There were 34 households, out of which 11.8% had children under the age of 18 living with them, 61.8% were married couples living together, 2.9% had a female householder with no husband present, and 29.4% were non-families. 23.5% of all households were made up of individuals, and 5.9% had someone living alone who was 65 years of age or older. The average household size was 2.18 and the average family size was 2.46.

In the city, the population was spread out, with 9.5% under the age of 18, 8.1% from 18 to 24, 25.7% from 25 to 44, 44.6% from 45 to 64, and 12.2% who were 65 years of age or older. The median age was 48 years. For every 100 females, there were 124.2 males. For every 100 females age 18 and over, there were 123.3 males.

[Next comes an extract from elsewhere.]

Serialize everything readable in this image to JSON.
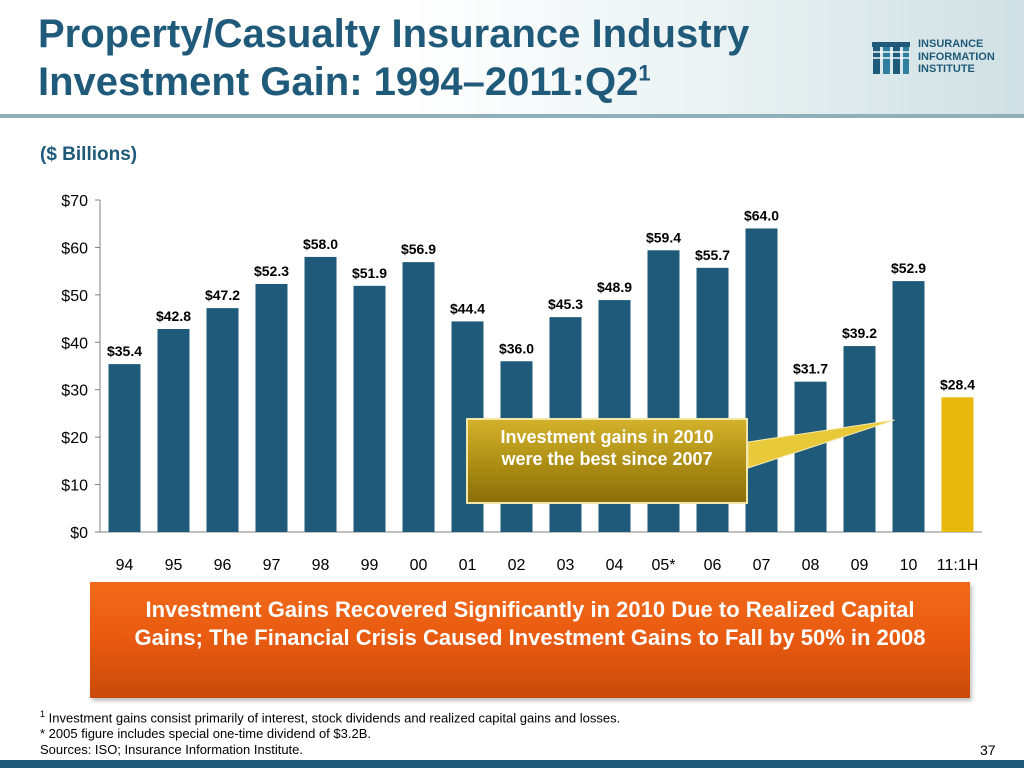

The median income for a household in the city was $37,250, and the median income for a family was $40,750. Males had a median income of $33,542 versus $26,250 for females. The per capita income for the city was $18,559. There were 11.1% of families and 6.8% of the population living below the poverty line, including no under eighteens and none of those over 64.

==Education==
Fort Ripley's students attend Brainerd Public Schools. The zoned high school is Brainerd High School.